Хозяйка избы его, тем временем, чем-то отпаивала, сначала избавив от икоты, потом от трясучки. Штаны дала сухие, чтобы Вася смог зассаные джинсы снять. Кучу не наложил и то отлично. Сумку отнять пыталась, но он устоял, не отдал. Там хлеб, без хлеба мать дома голову оторвет. Еще Вася спал, потом снова что-то пил, снова спал, цеплялся за сумку с хлебом, а потом опять пил и спал. Так бы и счет времени потерял, но спасибо новому фитнес-браслету, который услужливо сообщил, что четверо суток тут уже Вася пьет, спит, за хлеб держится и периодами выходит на двор выпитое отлить. Выйдет, а там эти чудовища сидят на заборе. Тела огромные, птичьи, а на них головы женские на длинных изящных шеях, украшениями завешенных. Груди еще выпирающие, перьями полуприкрытые, на дамский пол в них не слегка указывают. Хихикают злобно, переговариваются на своем получирикающем. Бред да и только! Необъяснимый. Вспомнил было Вася, что защита диплома у него буквально послезавтра, но мысль издохла так же быстро, как выплыла на поверхность. До того ли!

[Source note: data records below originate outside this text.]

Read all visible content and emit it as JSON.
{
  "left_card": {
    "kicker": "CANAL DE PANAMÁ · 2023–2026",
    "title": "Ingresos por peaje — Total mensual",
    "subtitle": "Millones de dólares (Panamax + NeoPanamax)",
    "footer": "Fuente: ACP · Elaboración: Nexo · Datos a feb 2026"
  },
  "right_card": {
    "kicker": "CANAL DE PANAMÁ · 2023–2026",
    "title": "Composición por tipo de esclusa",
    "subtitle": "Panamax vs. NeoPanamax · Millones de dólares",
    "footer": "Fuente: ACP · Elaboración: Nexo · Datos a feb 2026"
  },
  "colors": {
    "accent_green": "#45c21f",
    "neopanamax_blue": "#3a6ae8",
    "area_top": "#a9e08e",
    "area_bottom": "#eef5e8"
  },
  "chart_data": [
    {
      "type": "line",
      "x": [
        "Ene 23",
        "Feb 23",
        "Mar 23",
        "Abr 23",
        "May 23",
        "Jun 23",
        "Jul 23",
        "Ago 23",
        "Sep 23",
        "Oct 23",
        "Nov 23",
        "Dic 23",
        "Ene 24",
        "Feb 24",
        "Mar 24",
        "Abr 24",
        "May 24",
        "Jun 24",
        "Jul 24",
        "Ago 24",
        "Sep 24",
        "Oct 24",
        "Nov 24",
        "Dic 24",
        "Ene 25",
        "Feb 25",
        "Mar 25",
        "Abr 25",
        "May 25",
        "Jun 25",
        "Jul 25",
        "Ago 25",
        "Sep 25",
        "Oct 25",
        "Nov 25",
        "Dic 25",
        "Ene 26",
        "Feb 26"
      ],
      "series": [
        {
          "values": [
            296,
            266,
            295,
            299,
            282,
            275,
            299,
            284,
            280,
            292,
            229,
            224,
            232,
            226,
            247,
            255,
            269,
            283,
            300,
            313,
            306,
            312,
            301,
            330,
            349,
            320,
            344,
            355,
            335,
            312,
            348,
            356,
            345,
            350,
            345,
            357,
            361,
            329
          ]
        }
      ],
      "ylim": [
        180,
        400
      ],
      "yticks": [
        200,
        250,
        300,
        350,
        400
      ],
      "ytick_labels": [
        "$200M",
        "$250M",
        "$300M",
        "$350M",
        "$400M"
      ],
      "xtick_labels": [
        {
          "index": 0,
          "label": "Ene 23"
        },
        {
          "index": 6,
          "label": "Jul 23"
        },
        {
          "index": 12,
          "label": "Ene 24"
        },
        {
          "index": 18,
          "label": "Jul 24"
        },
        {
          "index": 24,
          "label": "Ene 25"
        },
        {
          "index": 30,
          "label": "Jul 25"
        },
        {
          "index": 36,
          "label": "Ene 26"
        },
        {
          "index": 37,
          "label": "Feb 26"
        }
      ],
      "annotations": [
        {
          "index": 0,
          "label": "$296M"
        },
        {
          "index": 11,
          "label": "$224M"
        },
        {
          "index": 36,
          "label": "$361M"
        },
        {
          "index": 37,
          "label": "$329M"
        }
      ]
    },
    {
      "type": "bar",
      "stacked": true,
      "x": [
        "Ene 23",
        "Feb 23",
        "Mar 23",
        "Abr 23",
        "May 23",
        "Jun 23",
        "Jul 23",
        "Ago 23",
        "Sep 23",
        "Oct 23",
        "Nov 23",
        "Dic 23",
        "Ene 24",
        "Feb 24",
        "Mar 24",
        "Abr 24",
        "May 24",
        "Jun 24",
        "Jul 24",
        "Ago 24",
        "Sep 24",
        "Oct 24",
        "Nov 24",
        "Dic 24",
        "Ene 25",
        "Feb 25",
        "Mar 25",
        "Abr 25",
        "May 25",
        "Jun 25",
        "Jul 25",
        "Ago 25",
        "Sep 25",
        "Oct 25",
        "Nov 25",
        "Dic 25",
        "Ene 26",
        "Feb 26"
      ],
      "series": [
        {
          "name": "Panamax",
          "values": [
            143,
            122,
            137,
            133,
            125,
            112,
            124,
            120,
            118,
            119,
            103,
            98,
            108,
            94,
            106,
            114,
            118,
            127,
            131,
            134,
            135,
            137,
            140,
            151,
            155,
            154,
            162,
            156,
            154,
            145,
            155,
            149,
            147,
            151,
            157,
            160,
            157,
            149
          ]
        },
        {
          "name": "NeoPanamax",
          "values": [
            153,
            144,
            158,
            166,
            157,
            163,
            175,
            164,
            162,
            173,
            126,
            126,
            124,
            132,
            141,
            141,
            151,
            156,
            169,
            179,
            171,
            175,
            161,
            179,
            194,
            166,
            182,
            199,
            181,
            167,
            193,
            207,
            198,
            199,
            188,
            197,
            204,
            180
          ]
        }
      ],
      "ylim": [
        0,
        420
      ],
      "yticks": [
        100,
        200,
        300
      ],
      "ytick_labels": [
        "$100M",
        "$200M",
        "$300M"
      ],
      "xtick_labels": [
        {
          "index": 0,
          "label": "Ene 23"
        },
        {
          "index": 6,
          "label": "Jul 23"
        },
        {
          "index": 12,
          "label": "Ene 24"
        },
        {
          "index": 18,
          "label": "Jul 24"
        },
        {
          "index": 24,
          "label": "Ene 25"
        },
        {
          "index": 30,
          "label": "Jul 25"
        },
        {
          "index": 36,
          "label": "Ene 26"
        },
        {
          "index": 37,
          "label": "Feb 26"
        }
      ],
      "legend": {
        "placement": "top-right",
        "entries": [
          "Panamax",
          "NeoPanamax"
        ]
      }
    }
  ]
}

На четвертый день окончательно Василий утвердился, что не умер он. И что даже не пребывает в наркотическом опьянении, и что не в коме лежит, и не стал жертвой какого-то странного оружия, которое психику человеку ломает. Вот только что с ним такое случилось – совершенно непонятно. Избушка вовсе даже не на курьих ногах, обычные столбы, только что мхом поросли. Вокруг избушки целый двор, где у чудовищ отдельная жилая площадь, а еще есть амбар, баня. Забор крепкий вокруг, частоколом стоит. Все самое обычное, такого, поди, нынче запросто отыскать можно, аутентичность в моде. В избе Василий даже телевизор видел. Странной, правда, формы, но гнал нетфликсовского «Ведьмака». При этом, вокруг электрических проводов нет, в доме ни одной розетки или лампочки, свет от керосинки, вместо плиты – печь. Огромная, с пастью, он такую на картинках в сказке про волшебную щуку видел. Еще пятеро мутантов не вписывались в общую рациональную картину. Сидели на заборе, одна краше другой. Все холеные, с кучей драгоценностей на красивых женских головах. Но тело-то точно птичье!
Убить его, правда, больше не пытались. Уже хорошо. Смотрели только и переговаривались, шушукались, временами в его сторону шипели.
Изигорда, тем временем, бегала делами занималась, посвящать его в суть происходившего, похоже, не собиралась. Убивать, наверное, тоже. Надо бы оно ей было, не стала бы от этих монстров отбивать. Которые кто вообще? Чудом выживший архаизм? Инопланетные пришельцы? Жертвы неудачного эксперимента? Или, может, какая экспериментальная модель робота или киборга? С искусственным интеллектом.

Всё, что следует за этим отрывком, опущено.